Por mucho que se quiera, el debate no puede centrarse solo en el fenómeno religioso o en la libertad de expresión, pues se pueden obviar dinámicas sociales y culturales que seguramente tengan mucho más impacto de lo que los titulares muestran. Una ideología hará pensar que todo es culpa del Islam y de la inmigración, sus vecinos de enfrente aprovecharán para meter en el saco a todas las religiones, reduciendo la fe a fanatismo y considerando que los violentos solo actúan si hay una guerra santa de por medio, para proclamar después que el ateísmo es la solución para todos los problemas.
Quizás la respuesta es mucho más honda de lo que creemos y apunta a algo que a veces incluso a las religiones se les escapa: la auténtica búsqueda de la verdad, el paso de un dios negado o manipulado a un Dios que es bien, verdad y belleza. De la fe superficial a la fe profunda. Ningún cristiano, judío o musulmán que viva su fe de forma madura y auténtica podrá empuñar un arma en nombre de su creencia.
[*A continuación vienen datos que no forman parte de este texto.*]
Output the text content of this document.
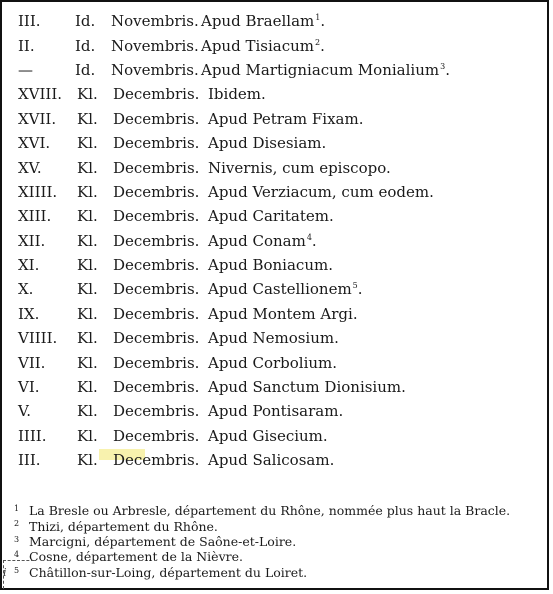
III.	Id.	Novembris. Apud Braellam$^1$.
II.	Id.	Novembris. Apud Tisiacum$^2$.
—	Id.	Novembris. Apud Martigniacum Monialium$^3$.
XVIII. Kl.	Decembris. Ibidem.
XVII.	Kl.	Decembris. Apud Petram Fixam.
XVI.	Kl.	Decembris. Apud Disesiam.
XV.	Kl.	Decembris. Nivernis, cum episcopo.
XIIII.	Kl.	Decembris. Apud Verziacum, cum eodem.
XIII.	Kl.	Decembris. Apud Caritatem.
XII.	Kl.	Decembris. Apud Conam$^4$.
XI.	Kl.	Decembris. Apud Boniacum.
X.	Kl.	Decembris. Apud Castellionem$^5$.
IX.	Kl.	Decembris. Apud Montem Argi.
VIIII.	Kl.	Decembris. Apud Nemosium.
VII.	Kl.	Decembris. Apud Corbolium.
VI.	Kl.	Decembris. Apud Sanctum Dionisium.
V.	Kl.	Decembris. Apud Pontisaram.
IIII.	Kl.	Decembris. Apud Gisecium.
III.	Kl.	Decembris. Apud Salicosam.
1 La Bresle ou Arbresle, département du Rhône, nommée plus haut la Bracle.
2 Thizi, département du Rhône.
3 Marcigni, département de Saône-et-Loire.
4 Cosne, département de la Nièvre.
5 Châtillon-sur-Loing, département du Loiret.
i
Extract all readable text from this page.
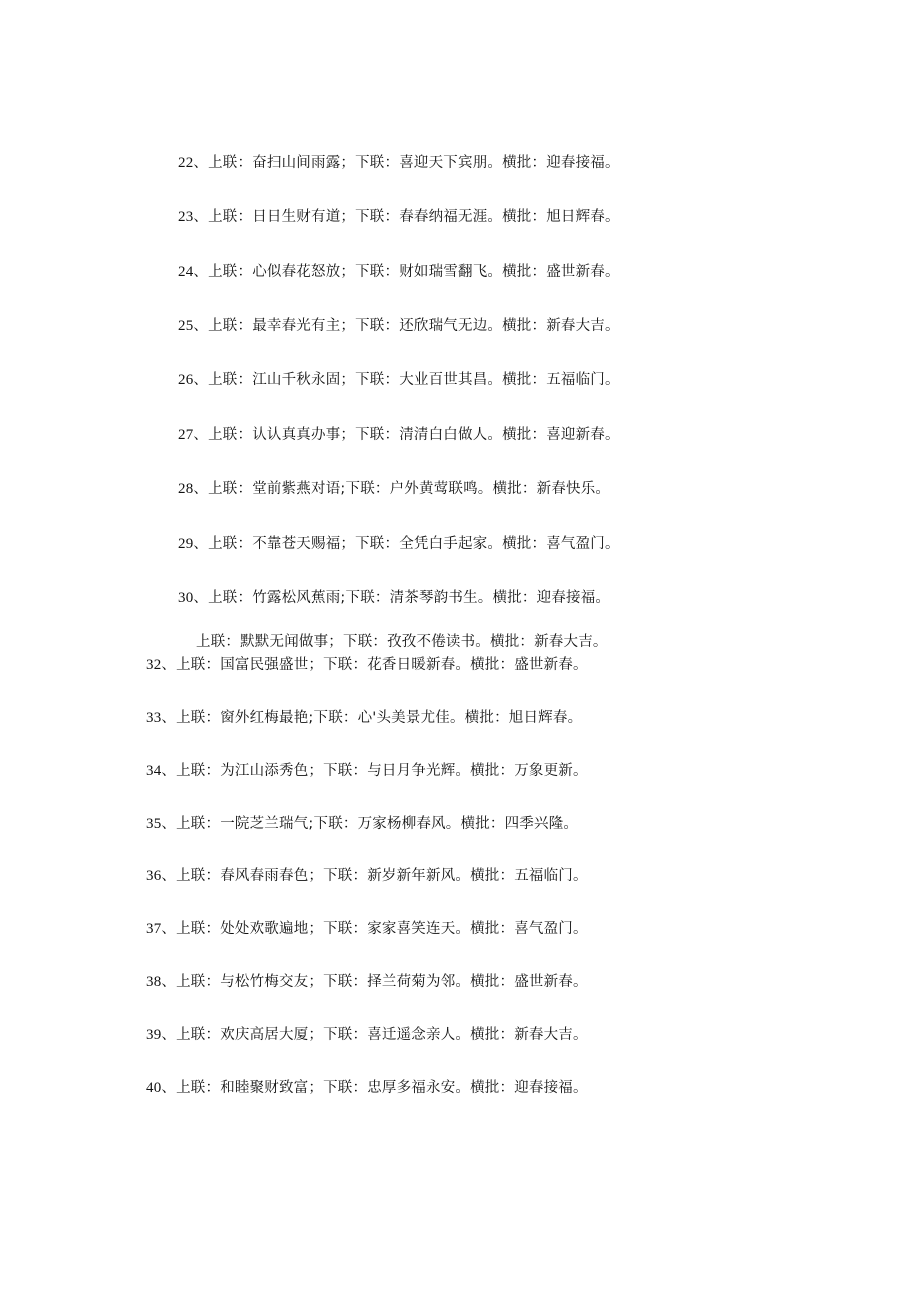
22、上联：奋扫山间雨露；下联：喜迎天下宾朋。横批：迎春接福。
23、上联：日日生财有道；下联：春春纳福无涯。横批：旭日辉春。
24、上联：心似春花怒放；下联：财如瑞雪翻飞。横批：盛世新春。
25、上联：最幸春光有主；下联：还欣瑞气无边。横批：新春大吉。
26、上联：江山千秋永固；下联：大业百世其昌。横批：五福临门。
27、上联：认认真真办事；下联：清清白白做人。横批：喜迎新春。
28、上联：堂前紫燕对语;下联：户外黄莺联鸣。横批：新春快乐。
29、上联：不靠苍天赐福；下联：全凭白手起家。横批：喜气盈门。
30、上联：竹露松风蕉雨;下联：清茶琴韵书生。横批：迎春接福。
上联：默默无闻做事；下联：孜孜不倦读书。横批：新春大吉。
32、上联：国富民强盛世；下联：花香日暖新春。横批：盛世新春。
33、上联：窗外红梅最艳;下联：心'头美景尤佳。横批：旭日辉春。
34、上联：为江山添秀色；下联：与日月争光辉。横批：万象更新。
35、上联：一院芝兰瑞气;下联：万家杨柳春风。横批：四季兴隆。
36、上联：春风春雨春色；下联：新岁新年新风。横批：五福临门。
37、上联：处处欢歌遍地；下联：家家喜笑连天。横批：喜气盈门。
38、上联：与松竹梅交友；下联：择兰荷菊为邻。横批：盛世新春。
39、上联：欢庆高居大厦；下联：喜迁遥念亲人。横批：新春大吉。
40、上联：和睦聚财致富；下联：忠厚多福永安。横批：迎春接福。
La pérdida de la brújula de Dios y del deseo profundo y auténtico de la verdad hace que en muchos casos ya no se distinga con claridad el bien del mal y se lleven a cabo auténticas barbaridades como las que estamos viendo estos días.
Nadie duda de que el fenómeno de las religiones será uno de los grandes retos de la Europa del siglo XXI y que es necesario hilar muy fino. Solo desde un conocimiento profundo de la verdad podremos distinguir el bien del mal y se podrá construir así la paz y el progreso de todos los pueblos, de lo contrario convertiremos a la religión en una excusa más para la división y el enfrentamiento. Si jugamos a que Dios y la verdad no existen, al final nos creeremos que todo está permitido, y las consecuencias nos las podemos imaginar.